From the outset Gadrey acknowledges that "the choice of weights attached to the different variables making up an indicator, like the choice of variables taken to be significant, is a matter for public debate and for a confrontation of viewpoints, as to what should be included and what should be of greatest importance". Bearing this in mind, he presents the efforts made in recent years to develop new indicators that capture more accurately social advances and/or the impact of human activities on the environment. He then describes the new overall indicators, which can be grouped into three categories:
- those mainly concerned with matters of human and/or social development, without systematically attaching monetary values to the variables;
- those inspired mainly by environmental concerns, without systematically attaching monetary values to the variables;
- those intended to complement the national accounting indicators by adding or subtracting variables measured in monetary terms, with variants that factor in environmental criteria to a greater or lesser extent.

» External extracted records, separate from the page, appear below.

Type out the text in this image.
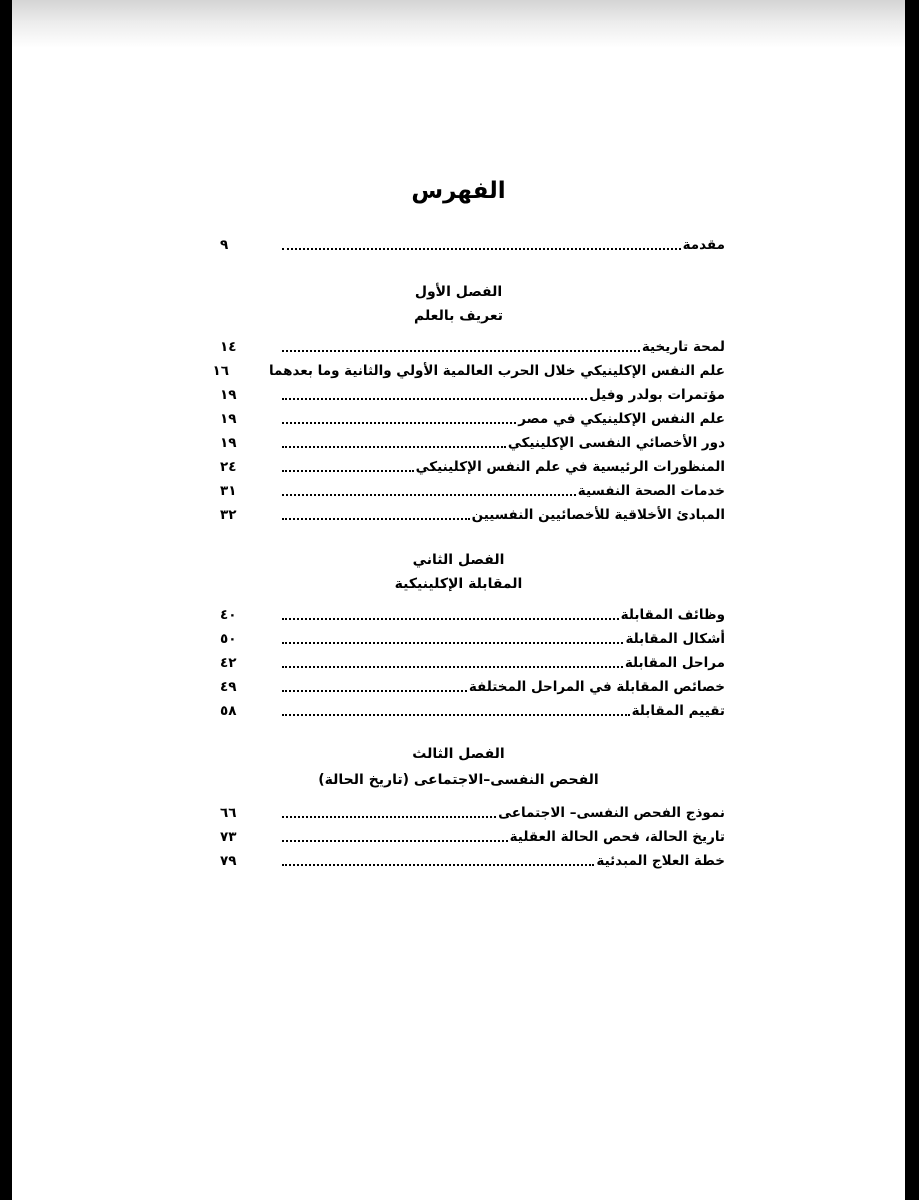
الفهرس
مقدمة
٩
الفصل الأول
تعريف بالعلم
لمحة تاريخية
١٤
علم النفس الإكلينيكي خلال الحرب العالمية الأولي والثانية وما بعدهما
١٦
مؤتمرات بولدر وفيل
١٩
علم النفس الإكلينيكي في مصر
١٩
دور الأخصائي النفسى الإكلينيكي
١٩
المنظورات الرئيسية في علم النفس الإكلينيكي
٢٤
خدمات الصحة النفسية
٣١
المبادئ الأخلاقية للأخصائيين النفسيين
٣٢
الفصل الثاني
المقابلة الإكلينيكية
وظائف المقابلة
٤٠
أشكال المقابلة
٥٠
مراحل المقابلة
٤٢
خصائص المقابلة في المراحل المختلفة
٤٩
تقييم المقابلة
٥٨
الفصل الثالث
الفحص النفسى–الاجتماعى (تاريخ الحالة)
نموذج الفحص النفسى– الاجتماعى
٦٦
تاريخ الحالة، فحص الحالة العقلية
٧٣
خطة العلاج المبدئية
٧٩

Since the second half of the 1990s there has been renewed interest in these overall indicators of development. Gadrey describes those that he considers the most promising, making clear how they have been constructed and how reliable they appear to be. His article is especially welcome at a time when a new approach is emerging (exemplified in France by the work of Dominique Méda and Patrick Viveret) that seeks to "re-evaluate wealth", to assess more accurately the true level of economic and social development, also taking environmental factors into account, not only of our countries but also of our organisations. In many ways, therefore, the article is in line with the studies being undertaken, including in businesses, to improve accounting systems and to be less rigidly bound by evaluations measured solely in commercial terms.